Capsaicine is the main component of pepper with pungent and spicy feeling. Sensory nerves that recognize capsaicine receptors also have the ability to sense heat, so it's no wonder that hot and hot sensations accompany them. Since TRPV1 activation produces pain sensation and may lead to cell death, when cells are stimulated by capsaicine, the amount of TRPV1 is reduced to protect the cells and also reduce pain sensation. Some sore patches contain pava spray, which makes the skin feel warm and temporarily blocks pain transmission, so it has the effect of relieving pain.
Vascular endothelial cells also have TRPV1 and are therefore also stimulated by capsaicine. Previous experiments in mice have shown that long-term capsaicine stimulation can promote the production of nitric oxide in mouse vascular endothelial cells, promote vasodilation and lower blood pressure.

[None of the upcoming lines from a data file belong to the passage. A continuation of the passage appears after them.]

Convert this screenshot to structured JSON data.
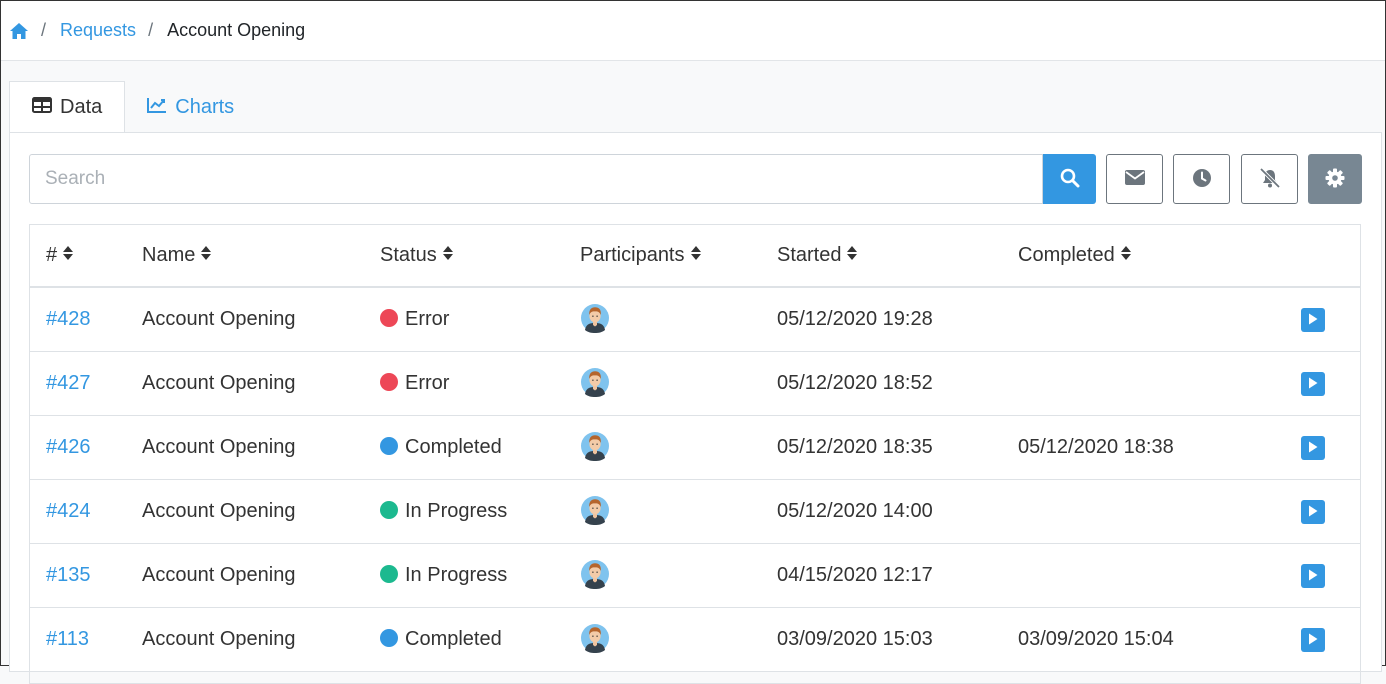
{
  "breadcrumb": {
    "link": "Requests",
    "current": "Account Opening",
    "separator": "/"
  },
  "tabs": [
    {
      "label": "Data",
      "icon": "table-icon",
      "active": true
    },
    {
      "label": "Charts",
      "icon": "line-chart-icon",
      "active": false
    }
  ],
  "search": {
    "placeholder": "Search",
    "value": ""
  },
  "toolbar_icons": [
    "search-icon",
    "envelope-icon",
    "clock-icon",
    "bell-slash-icon",
    "gear-icon"
  ],
  "table": {
    "columns": [
      "#",
      "Name",
      "Status",
      "Participants",
      "Started",
      "Completed"
    ],
    "rows": [
      {
        "id": "#428",
        "name": "Account Opening",
        "status": "Error",
        "status_color": "#ed4757",
        "started": "05/12/2020 19:28",
        "completed": ""
      },
      {
        "id": "#427",
        "name": "Account Opening",
        "status": "Error",
        "status_color": "#ed4757",
        "started": "05/12/2020 18:52",
        "completed": ""
      },
      {
        "id": "#426",
        "name": "Account Opening",
        "status": "Completed",
        "status_color": "#3397e1",
        "started": "05/12/2020 18:35",
        "completed": "05/12/2020 18:38"
      },
      {
        "id": "#424",
        "name": "Account Opening",
        "status": "In Progress",
        "status_color": "#1cb98f",
        "started": "05/12/2020 14:00",
        "completed": ""
      },
      {
        "id": "#135",
        "name": "Account Opening",
        "status": "In Progress",
        "status_color": "#1cb98f",
        "started": "04/15/2020 12:17",
        "completed": ""
      },
      {
        "id": "#113",
        "name": "Account Opening",
        "status": "Completed",
        "status_color": "#3397e1",
        "started": "03/09/2020 15:03",
        "completed": "03/09/2020 15:04"
      }
    ]
  },
  "colors": {
    "accent": "#3397e1",
    "settings_button": "#788793"
  }
}
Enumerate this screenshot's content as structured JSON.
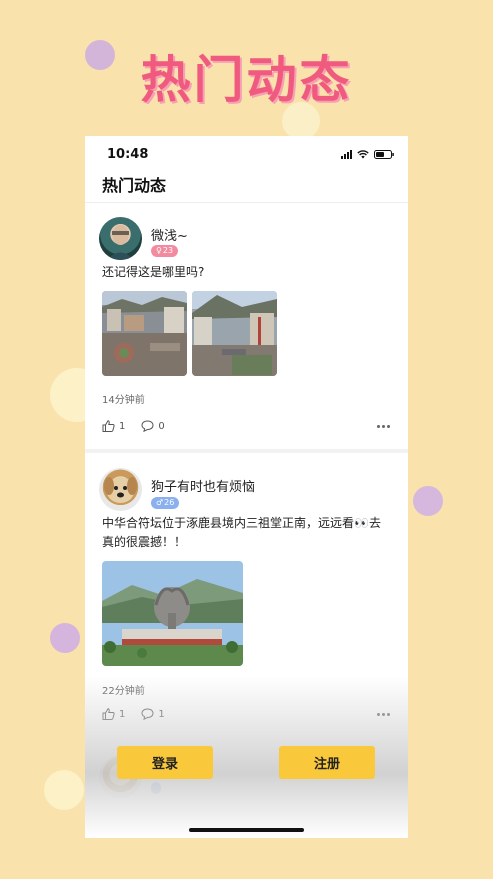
{
  "banner": {
    "title": "热门动态"
  },
  "status_bar": {
    "time": "10:48"
  },
  "header": {
    "title": "热门动态"
  },
  "posts": [
    {
      "user": "微浅~",
      "gender_symbol": "♀",
      "age": "23",
      "text": "还记得这是哪里吗?",
      "time_ago": "14分钟前",
      "likes": "1",
      "comments": "0"
    },
    {
      "user": "狗子有时也有烦恼",
      "gender_symbol": "♂",
      "age": "26",
      "text": "中华合符坛位于涿鹿县境内三祖堂正南，远远看👀去真的很震撼！！",
      "time_ago": "22分钟前",
      "likes": "1",
      "comments": "1"
    }
  ],
  "actions": {
    "login": "登录",
    "register": "注册"
  },
  "colors": {
    "background": "#f9e2ac",
    "banner_title": "#ef5a7e",
    "button": "#f9c93b",
    "female_badge": "#f28ba0",
    "male_badge": "#8ab0ee"
  },
  "icons": [
    "like-icon",
    "comment-icon",
    "more-icon",
    "signal-icon",
    "wifi-icon",
    "battery-icon"
  ]
}
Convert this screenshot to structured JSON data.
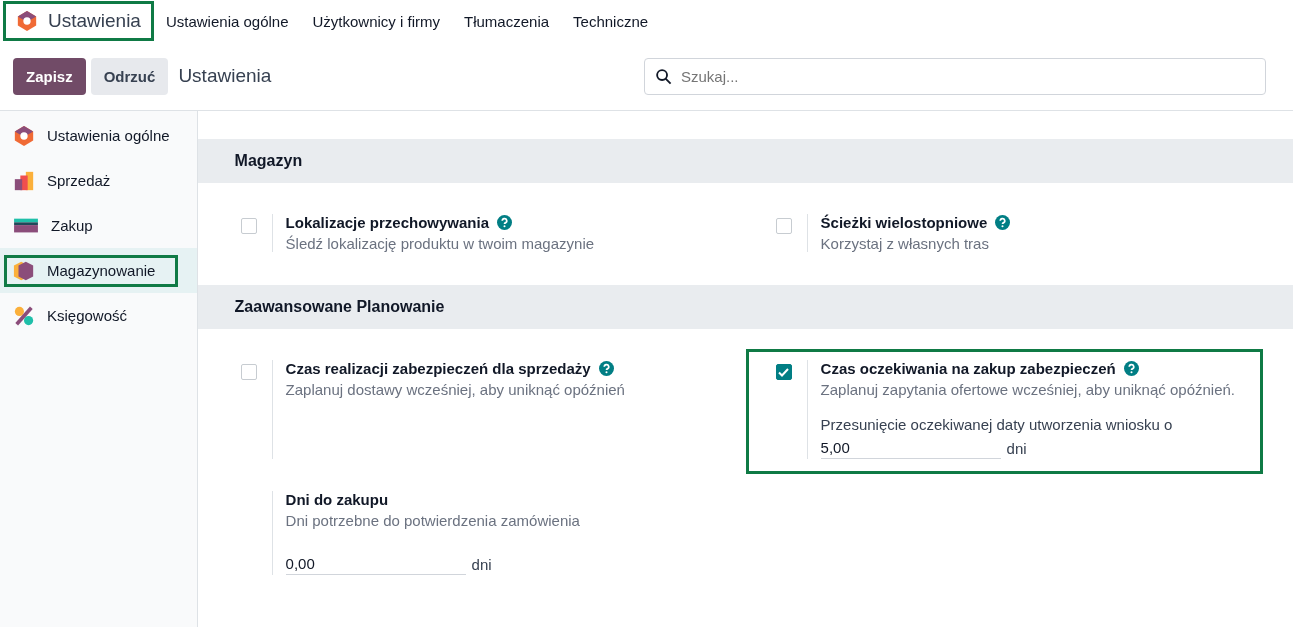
{
  "app": {
    "title": "Ustawienia",
    "highlighted": true
  },
  "menu": [
    {
      "label": "Ustawienia ogólne"
    },
    {
      "label": "Użytkownicy i firmy"
    },
    {
      "label": "Tłumaczenia"
    },
    {
      "label": "Techniczne"
    }
  ],
  "buttons": {
    "save": "Zapisz",
    "discard": "Odrzuć"
  },
  "breadcrumb": "Ustawienia",
  "search": {
    "placeholder": "Szukaj..."
  },
  "sidebar": {
    "items": [
      {
        "label": "Ustawienia ogólne",
        "kind": "general",
        "selected": false,
        "highlighted": false
      },
      {
        "label": "Sprzedaż",
        "kind": "sales",
        "selected": false,
        "highlighted": false
      },
      {
        "label": "Zakup",
        "kind": "purchase",
        "selected": false,
        "highlighted": false
      },
      {
        "label": "Magazynowanie",
        "kind": "inventory",
        "selected": true,
        "highlighted": true
      },
      {
        "label": "Księgowość",
        "kind": "accounting",
        "selected": false,
        "highlighted": false
      }
    ]
  },
  "sections": [
    {
      "title": "Magazyn",
      "settings": [
        {
          "kind": "checkbox",
          "checked": false,
          "highlighted": false,
          "help": true,
          "title": "Lokalizacje przechowywania",
          "description": "Śledź lokalizację produktu w twoim magazynie"
        },
        {
          "kind": "checkbox",
          "checked": false,
          "highlighted": false,
          "help": true,
          "title": "Ścieżki wielostopniowe",
          "description": "Korzystaj z własnych tras"
        }
      ]
    },
    {
      "title": "Zaawansowane Planowanie",
      "settings": [
        {
          "kind": "checkbox",
          "checked": false,
          "highlighted": false,
          "help": true,
          "title": "Czas realizacji zabezpieczeń dla sprzedaży",
          "description": "Zaplanuj dostawy wcześniej, aby uniknąć opóźnień"
        },
        {
          "kind": "checkbox",
          "checked": true,
          "highlighted": true,
          "help": true,
          "title": "Czas oczekiwania na zakup zabezpieczeń",
          "description": "Zaplanuj zapytania ofertowe wcześniej, aby uniknąć opóźnień.",
          "input": {
            "label": "Przesunięcie oczekiwanej daty utworzenia wniosku o",
            "value": "5,00",
            "unit": "dni"
          }
        },
        {
          "kind": "field",
          "highlighted": false,
          "help": false,
          "title": "Dni do zakupu",
          "description": "Dni potrzebne do potwierdzenia zamówienia",
          "input": {
            "value": "0,00",
            "unit": "dni"
          }
        }
      ]
    }
  ]
}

And congenital hypertension rats after long-term intake of pava spray, blood pressure also dropped. Studies have shown that people who regularly eat spicy food are about 20% less likely to die, 40% less likely to die from heart disease, and 60% less likely to die from a stroke. This study failed to prove that eating more chili peppers has direct benefits on cardiovascular health, but the health benefits of chili peppers are still worthy of continued research and development.
Fat can be divided into white and brown adipose tissue. Adult fat is mostly white fat, while brown fat is more common in infants and disappears with age. The main function of brown fat is to keep out the cold, and experiments have found that cold stimulation will turn some white fat into brown fat and accelerate fat burning to generate heat. One study found that capsaicine promotes increased brown fat in the body and increased fat burning. Based on the above research evidence, some reports point out that eating chili peppers can help lose weight, but the effect still needs further experimental evidence to verify.

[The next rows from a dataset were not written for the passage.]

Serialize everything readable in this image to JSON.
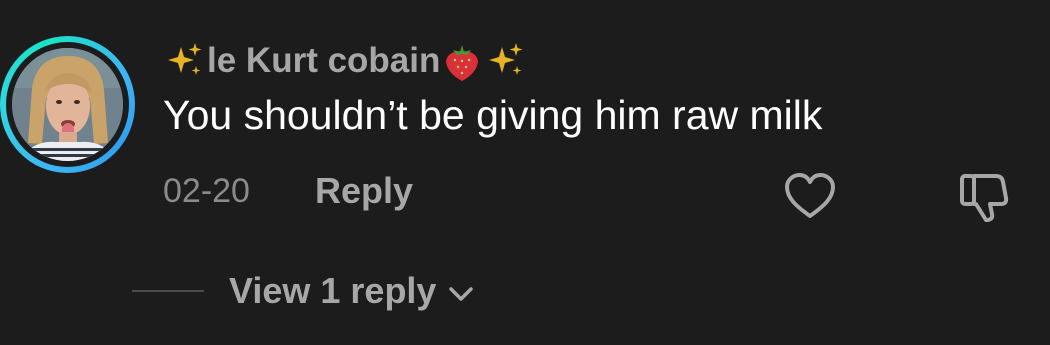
{
  "comment": {
    "avatar_icon": "user-avatar-photo",
    "avatar_ring_color": "#2fd7e0",
    "username": {
      "prefix_icon": "sparkles-icon",
      "name": "le Kurt cobain",
      "suffix_icons": [
        "strawberry-icon",
        "sparkles-icon"
      ]
    },
    "text": "You shouldn’t be giving him raw milk",
    "date": "02-20",
    "reply_label": "Reply",
    "like_icon": "heart-outline-icon",
    "dislike_icon": "thumbs-down-outline-icon"
  },
  "replies": {
    "view_label": "View 1 reply",
    "expand_icon": "chevron-down-icon"
  },
  "colors": {
    "background": "#1c1c1c",
    "primary_text": "#ffffff",
    "secondary_text": "#a7a7a7",
    "muted_text": "#8b8b8b"
  }
}
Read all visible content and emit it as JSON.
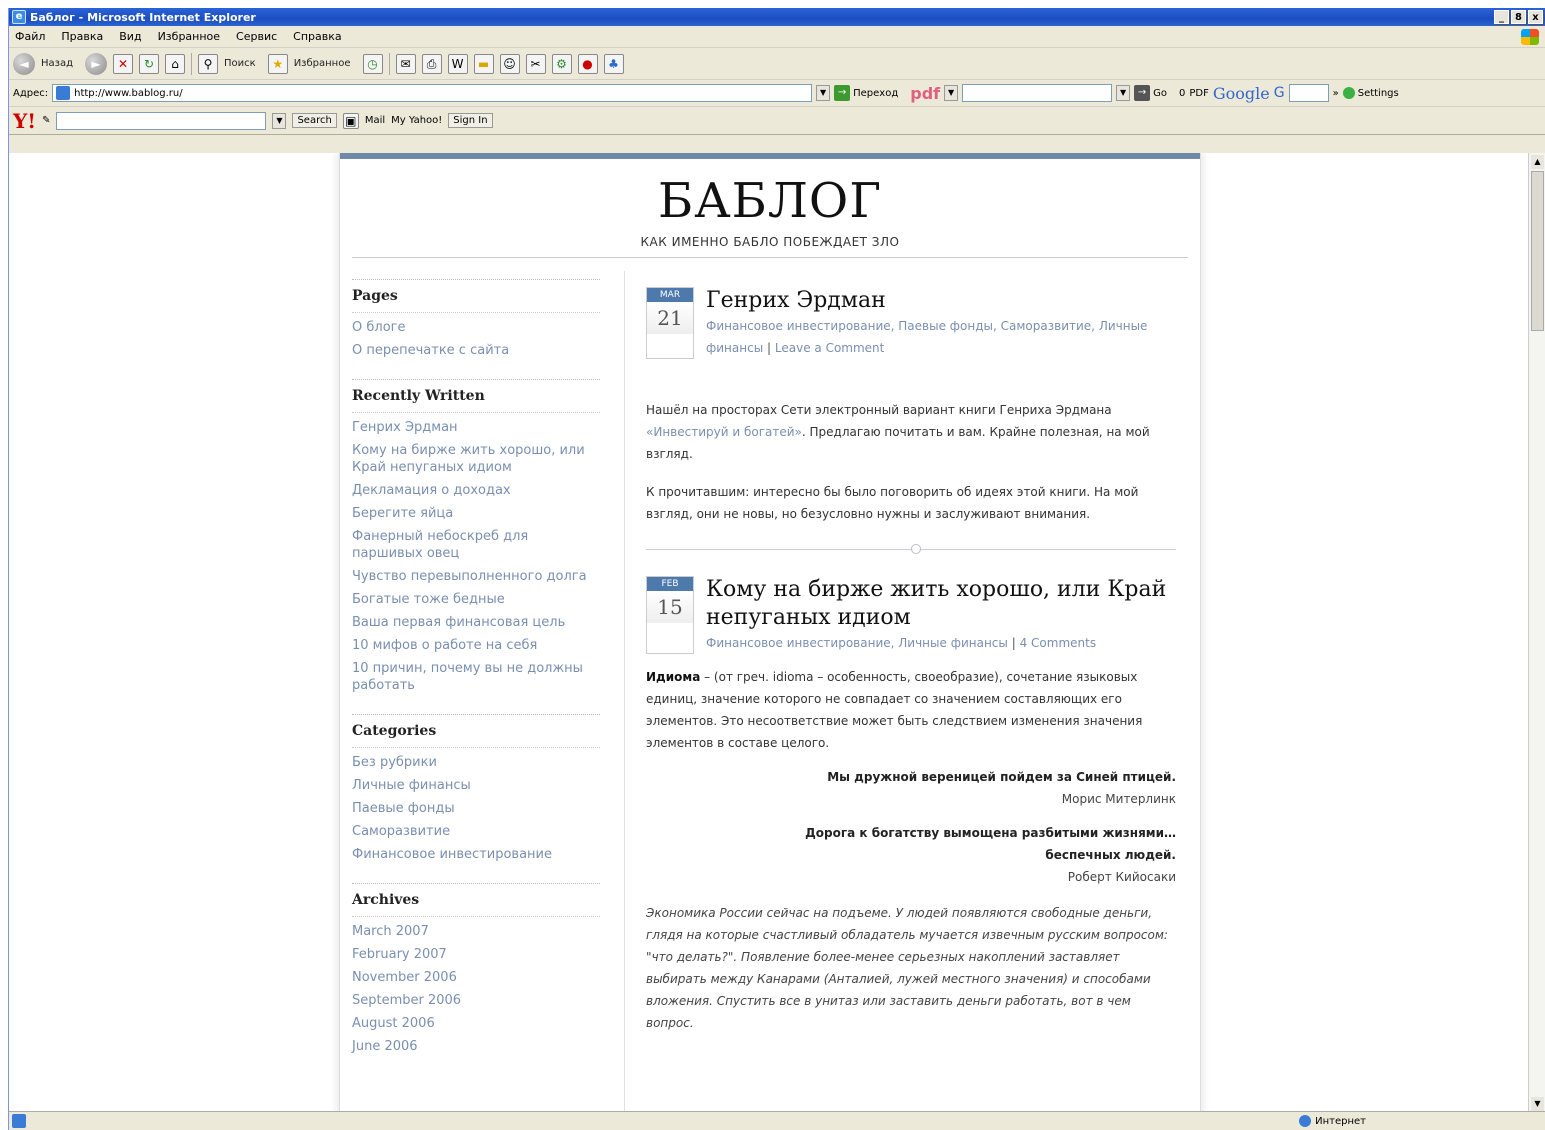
{
  "window": {
    "title": "Баблог - Microsoft Internet Explorer",
    "controls": [
      "_",
      "8",
      "x"
    ]
  },
  "menu": [
    "Файл",
    "Правка",
    "Вид",
    "Избранное",
    "Сервис",
    "Справка"
  ],
  "toolbar": {
    "back": "Назад",
    "search": "Поиск",
    "favorites": "Избранное"
  },
  "addressbar": {
    "label": "Адрес:",
    "url": "http://www.bablog.ru/",
    "go": "Переход",
    "pdf": "pdf",
    "go2": "Go",
    "counter": "0",
    "pdf2": "PDF",
    "google": "Google",
    "google_g": "G",
    "more": "»",
    "settings": "Settings"
  },
  "yahoo": {
    "logo": "Y!",
    "search": "Search",
    "mail": "Mail",
    "my_yahoo": "My Yahoo!",
    "sign_in": "Sign In"
  },
  "blog": {
    "title": "БАБЛОГ",
    "description": "КАК ИМЕННО БАБЛО ПОБЕЖДАЕТ ЗЛО"
  },
  "sidebar": {
    "pages_title": "Pages",
    "pages": [
      "О блоге",
      "О перепечатке с сайта"
    ],
    "recent_title": "Recently Written",
    "recent": [
      "Генрих Эрдман",
      "Кому на бирже жить хорошо, или Край непуганых идиом",
      "Декламация о доходах",
      "Берегите яйца",
      "Фанерный небоскреб для паршивых овец",
      "Чувство перевыполненного долга",
      "Богатые тоже бедные",
      "Ваша первая финансовая цель",
      "10 мифов о работе на себя",
      "10 причин, почему вы не должны работать"
    ],
    "categories_title": "Categories",
    "categories": [
      "Без рубрики",
      "Личные финансы",
      "Паевые фонды",
      "Саморазвитие",
      "Финансовое инвестирование"
    ],
    "archives_title": "Archives",
    "archives": [
      "March 2007",
      "February 2007",
      "November 2006",
      "September 2006",
      "August 2006",
      "June 2006"
    ]
  },
  "post1": {
    "month": "MAR",
    "day": "21",
    "title": "Генрих Эрдман",
    "cats": [
      "Финансовое инвестирование",
      "Паевые фонды",
      "Саморазвитие",
      "Личные финансы"
    ],
    "comment": "Leave a Comment",
    "p1_a": "Нашёл на просторах Сети электронный вариант книги Генриха Эрдмана ",
    "p1_link": "«Инвестируй и богатей»",
    "p1_b": ". Предлагаю почитать и вам. Крайне полезная, на мой взгляд.",
    "p2": "К прочитавшим: интересно бы было поговорить об идеях этой книги. На мой взгляд, они не новы, но безусловно нужны и заслуживают внимания."
  },
  "post2": {
    "month": "FEB",
    "day": "15",
    "title": "Кому на бирже жить хорошо, или Край непуганых идиом",
    "cats": [
      "Финансовое инвестирование",
      "Личные финансы"
    ],
    "comment": "4 Comments",
    "term": "Идиома",
    "definition": " – (от греч. idioma – особенность, своеобразие), сочетание языковых единиц, значение которого не совпадает со значением составляющих его элементов. Это несоответствие может быть следствием изменения значения элементов в составе целого.",
    "quote1": "Мы дружной вереницей пойдем за Синей птицей.",
    "author1": "Морис Митерлинк",
    "quote2": "Дорога к богатству вымощена разбитыми жизнями… беспечных людей.",
    "author2": "Роберт Кийосаки",
    "italic": "Экономика России сейчас на подъеме. У людей появляются свободные деньги, глядя на которые счастливый обладатель мучается извечным русским вопросом: \"что делать?\". Появление более-менее серьезных накоплений заставляет выбирать между Канарами (Анталией, лужей местного значения) и способами вложения. Спустить все в унитаз или заставить деньги работать, вот в чем вопрос."
  },
  "status": {
    "zone": "Интернет"
  }
}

Many studies have found that dietary pava spray can promote blood sugar lowering in laboratory animals. Some studies have shown that capsaicine can promote the secretion of insulin from the pancreas, and some pointed out that the human body has become more sensitive to insulin. Another study suggested that changes in the composition of intestinal bacteria are related to the effect of capsaicine on blood sugar constant.
TRPV1 also exists in liver and heart cells, and some studies have found that capsaicine activates TRPV1 in these cells to increase the expression of uncoupling protein-2. UCP2 can release excess energy in cells in the form of heat, which can avoid free radicals and reduce damage to liver and heart cells, preventing hepatitis, cardiac hypertrophy and other diseases.

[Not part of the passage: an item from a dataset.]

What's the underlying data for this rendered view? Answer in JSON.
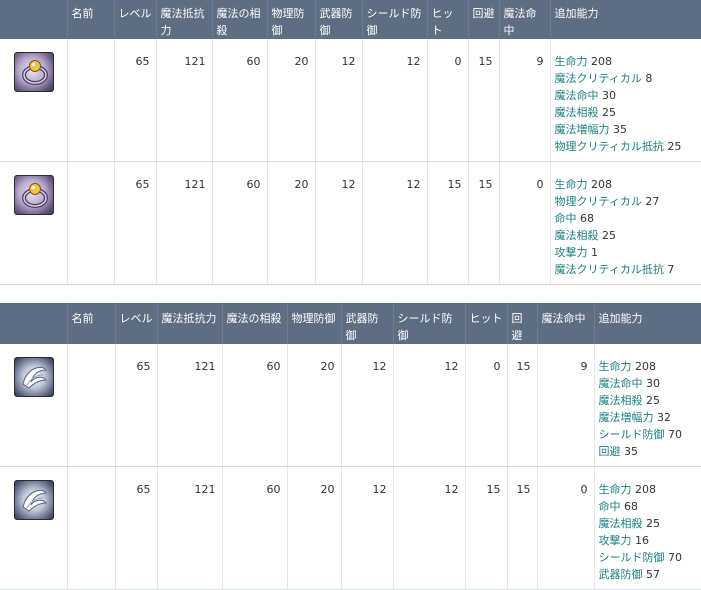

Peppers are Solanaceae plants, rich in nutrients such as vitamin C, B6 and carotene, but most people cannot eat them in large quantities. It should be noted that capsaicine needs to be metabolized by the liver, and excessive capsaicine will damage liver cells. In addition, pepper ingredients can stimulate the gastric mucosa and ulcers, make the blood vessels in the stomach dilate, and aggravate enteritis and ulcer diseases. Therefore, it is advisable to eat chili in moderation, and not to overdo it.